The AI agent is more useful when it has context about what the user is looking at. If a user is on the order details page for Order #412 and asks "when was this delivered?" the agent should know they mean Order #412 without being told.

A context layer injects page context into the AI conversation. The current page, the selected order, the active filters, and the visible data summary are all included in the system prompt. The agent uses this context to interpret ambiguous queries and provide relevant responses without the user having to specify what they are asking about.

Multi-Provider Support

One design decision that proved valuable: the AI layer supports multiple providers through a factory pattern. The system works with OpenAI, Anthropic's Claude, and other providers through OpenRouter. Each provider uses the same tool definitions and the same query builders. The difference is in the model's reasoning quality and response style.

This matters for two reasons. First, enterprise customers often have approved vendor lists. If their organization has approved Anthropic but not OpenAI, the AI features still work. Second, different models have different strengths. Claude tends to be more careful about caveats and qualifications in analytical responses. GPT-4 tends to be more direct. Letting customers choose their provider gives them the interaction style that fits their preference.

Credentials are stored encrypted per-tenant, and the provider factory instantiates the correct client based on the tenant's configuration. Switching providers does not require any code changes. It is a settings change.

What the Agent Cannot Do

Constraints are as important as capabilities. The AI agent can read data through query builders. It cannot write data. It cannot change order statuses, send emails, modify attribution, or perform any destructive action without explicit user confirmation through the standard UI.

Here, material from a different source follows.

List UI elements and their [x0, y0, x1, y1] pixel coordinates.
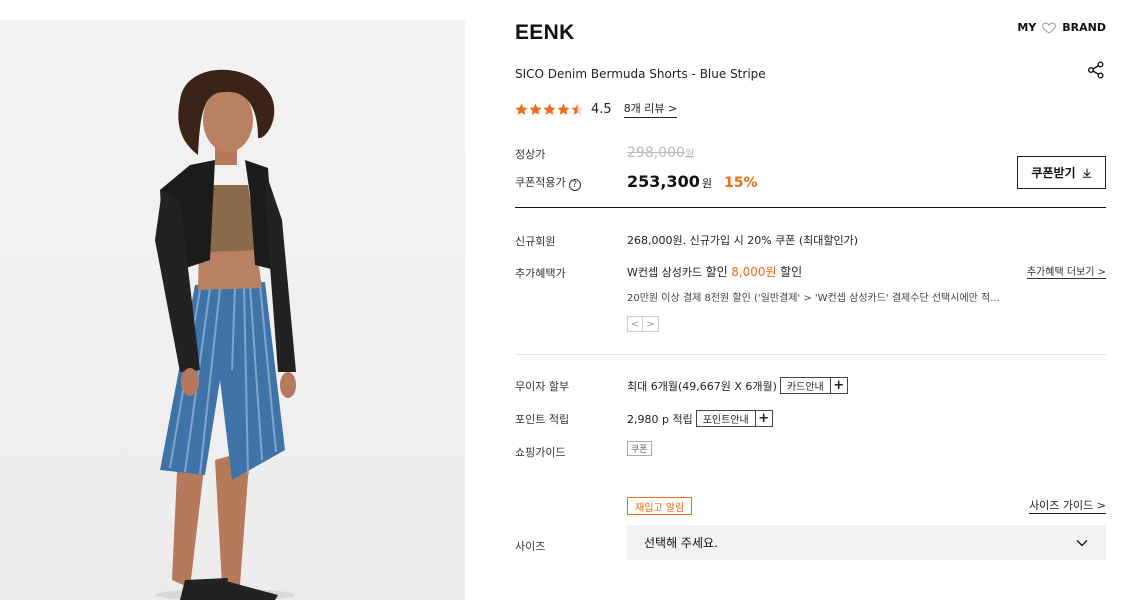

This is a deliberate design choice. Operational data has consequences. Changing an order status triggers notifications and updates dashboards. Sending a follow-up email reaches an actual customer. These actions should go through the same permission checks and audit logging as any other user action, not through an AI agent that might misinterpret a request.

The agent can draft a follow-up email. It cannot send it. It can suggest that an order should be escalated. It cannot escalate it. The human stays in the loop for every action that changes state.

The Pattern

If you are building AI features into operational software, the pattern is: give the model tools, not database access. Build query builders for each data domain. Validate inputs in the query builders. Return structured results. Let the model handle language, not data. Inject page context for relevance. Support multiple providers for flexibility. And never let the agent write data without human confirmation.

This produces an AI assistant that is genuinely useful for operational questions, reliably accurate because it can only return real data, and safe because it cannot modify anything autonomously.

This architecture powers SampleHQ's AI assistant. It queries orders, samples, attribution, and customer data through purpose-built tools. It cannot hallucinate numbers because it can only return what the database contains.